Zauli: «Palermo ancora in corsa per il secondo posto»

palermo pescara 5-0 (39) toni zauli

Un’analisi lucida e senza filtri sul calcio italiano, tra crisi strutturali e lotte di vertice. Lamberto Zauli, ex centrocampista – tra le altre – di Bologna, Vicenza e Palermo, oggi allenatore, è intervenuto ai microfoni di Tuttomercatoweb.com, intervistato da Alessio Alaimo, toccando diversi temi caldi, dalla Serie A alla corsa promozione in Serie B.

Secondo quanto evidenziato da Alessio Alaimo su Tuttomercatoweb.com, Zauli parte da una riflessione generale sul movimento calcistico italiano: «Il calcio in generale si è livellato. Oggi incontri squadre come la Norvegia e giochi alla pari. L’Italia non sta puntando abbastanza sul modello europeo, sullo sviluppo dei giocatori. In Europa il nostro calcio non è così redditizio».


Un passaggio importante anche sul tema delle riforme, in particolare sulla cosiddetta “riforma Zola”. Come riportato ancora da Tuttomercatoweb.com nell’intervista firmata da Alessio Alaimo, l’ex trequartista è netto: «Va tolto l’obbligo dei giovani. Devono giocare i più bravi, non perché sono giovani. Gli incentivi vanno bene, ma non devono essere una condizione. Molti ragazzi si perdono quando finisce l’obbligatorietà».

Lo sguardo si sposta poi sulla Serie A, con un focus sulla corsa scudetto. «Se il Napoli avesse vinto a Parma, parleremmo ancora di lotta al vertice», spiega Zauli, sottolineando come gli infortuni abbiano inciso sul percorso della squadra di Conte. Sul Milan, invece, il giudizio è positivo: «È migliorato molto, ha fatto un ottimo campionato ed è lì a ridosso delle grandi».

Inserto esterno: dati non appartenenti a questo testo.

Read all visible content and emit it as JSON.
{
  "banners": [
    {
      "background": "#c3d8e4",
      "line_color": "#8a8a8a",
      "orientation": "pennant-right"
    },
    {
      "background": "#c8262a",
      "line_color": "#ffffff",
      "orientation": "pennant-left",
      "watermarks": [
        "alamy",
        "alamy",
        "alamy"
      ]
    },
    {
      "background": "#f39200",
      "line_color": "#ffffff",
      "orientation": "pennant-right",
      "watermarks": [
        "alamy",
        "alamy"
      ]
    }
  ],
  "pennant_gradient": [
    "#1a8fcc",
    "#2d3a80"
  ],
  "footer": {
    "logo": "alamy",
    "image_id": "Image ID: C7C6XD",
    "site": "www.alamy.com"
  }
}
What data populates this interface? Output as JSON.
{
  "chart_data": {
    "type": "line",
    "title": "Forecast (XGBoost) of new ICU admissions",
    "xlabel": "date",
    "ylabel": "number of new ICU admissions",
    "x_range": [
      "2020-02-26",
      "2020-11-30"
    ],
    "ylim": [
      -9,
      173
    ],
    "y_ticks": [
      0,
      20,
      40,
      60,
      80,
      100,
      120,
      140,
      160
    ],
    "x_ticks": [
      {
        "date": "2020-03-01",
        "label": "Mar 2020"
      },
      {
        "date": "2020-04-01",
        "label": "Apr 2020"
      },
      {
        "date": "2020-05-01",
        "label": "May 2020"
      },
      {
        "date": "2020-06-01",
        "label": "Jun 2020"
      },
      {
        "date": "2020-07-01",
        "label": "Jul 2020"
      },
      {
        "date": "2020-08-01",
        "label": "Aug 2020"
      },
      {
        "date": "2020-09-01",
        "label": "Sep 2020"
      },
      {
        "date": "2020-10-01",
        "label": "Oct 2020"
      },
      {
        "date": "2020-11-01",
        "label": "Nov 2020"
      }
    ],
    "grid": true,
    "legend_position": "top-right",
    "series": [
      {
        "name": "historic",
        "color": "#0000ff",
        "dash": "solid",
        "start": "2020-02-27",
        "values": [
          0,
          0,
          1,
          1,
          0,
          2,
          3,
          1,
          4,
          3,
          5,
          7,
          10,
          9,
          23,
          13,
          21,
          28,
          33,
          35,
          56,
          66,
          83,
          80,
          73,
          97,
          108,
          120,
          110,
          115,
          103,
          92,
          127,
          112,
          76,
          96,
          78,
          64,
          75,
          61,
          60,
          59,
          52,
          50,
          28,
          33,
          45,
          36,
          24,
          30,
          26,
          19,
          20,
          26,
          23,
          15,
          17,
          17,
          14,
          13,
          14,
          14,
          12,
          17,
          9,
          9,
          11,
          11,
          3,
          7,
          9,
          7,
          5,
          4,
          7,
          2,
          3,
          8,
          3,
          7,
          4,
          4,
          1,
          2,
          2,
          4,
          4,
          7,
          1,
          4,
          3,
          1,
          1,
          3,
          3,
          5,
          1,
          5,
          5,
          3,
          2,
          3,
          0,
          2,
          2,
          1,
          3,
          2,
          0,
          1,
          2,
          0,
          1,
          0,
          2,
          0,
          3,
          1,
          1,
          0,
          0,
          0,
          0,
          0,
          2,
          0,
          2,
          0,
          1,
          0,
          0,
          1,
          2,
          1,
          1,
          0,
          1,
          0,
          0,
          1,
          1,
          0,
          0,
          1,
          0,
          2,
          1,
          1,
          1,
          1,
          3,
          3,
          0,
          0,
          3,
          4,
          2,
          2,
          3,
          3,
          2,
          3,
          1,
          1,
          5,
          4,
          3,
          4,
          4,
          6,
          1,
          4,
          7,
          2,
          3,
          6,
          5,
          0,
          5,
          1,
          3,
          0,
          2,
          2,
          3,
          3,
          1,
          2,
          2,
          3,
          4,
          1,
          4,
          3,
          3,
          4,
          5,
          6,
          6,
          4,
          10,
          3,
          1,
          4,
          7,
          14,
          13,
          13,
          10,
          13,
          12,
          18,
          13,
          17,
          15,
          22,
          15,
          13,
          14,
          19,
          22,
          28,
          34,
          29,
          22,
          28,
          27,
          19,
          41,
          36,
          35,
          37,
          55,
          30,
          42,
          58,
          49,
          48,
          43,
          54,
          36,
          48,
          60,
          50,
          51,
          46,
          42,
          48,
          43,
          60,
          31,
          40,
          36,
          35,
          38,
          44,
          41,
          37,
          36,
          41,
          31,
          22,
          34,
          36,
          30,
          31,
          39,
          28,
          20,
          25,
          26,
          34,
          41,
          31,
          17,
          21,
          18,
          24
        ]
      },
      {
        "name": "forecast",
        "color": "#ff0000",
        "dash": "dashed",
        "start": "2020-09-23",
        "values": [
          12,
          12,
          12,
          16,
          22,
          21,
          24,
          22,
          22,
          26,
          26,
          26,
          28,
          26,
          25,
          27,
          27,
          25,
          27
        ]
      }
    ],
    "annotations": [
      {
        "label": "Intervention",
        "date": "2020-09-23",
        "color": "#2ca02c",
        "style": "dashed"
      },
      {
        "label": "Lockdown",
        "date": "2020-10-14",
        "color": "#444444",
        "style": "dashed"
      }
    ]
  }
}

Spazio anche al tema allenatori, con un passaggio su Vincenzo Italiano. Come sottolinea Alessio Alaimo su Tuttomercatoweb.com, Zauli promuove il tecnico: «Fa un calcio europeo, è propositivo e ha dimostrato di essere un allenatore di grande livello. Può ambire tranquillamente a una panchina importante come quella del Napoli».

Ma è sulla Serie B che arrivano indicazioni interessanti, soprattutto per il Palermo. «Bella sfida per la promozione», commenta Zauli. «Una vittoria a Frosinone avrebbe dato una spinta in più al Palermo. Le prime quattro meriterebbero tutte la Serie A, ma in questo finale farà la differenza l’equilibrio e anche un pizzico di fortuna».

Secondo l’analisi riportata da Tuttomercatoweb.com nell’intervista di Alessio Alaimo, il Venezia resta la squadra da battere: «È favorito su tutte, poi Monza, Frosinone e Palermo si giocano il secondo posto».

Infine, uno sguardo al futuro personale. «Ho voglia di rientrare», conclude Zauli. «Guardo ai settori giovanili o a qualche squadra Under. La volontà di tornare in pista c’è sicuramente».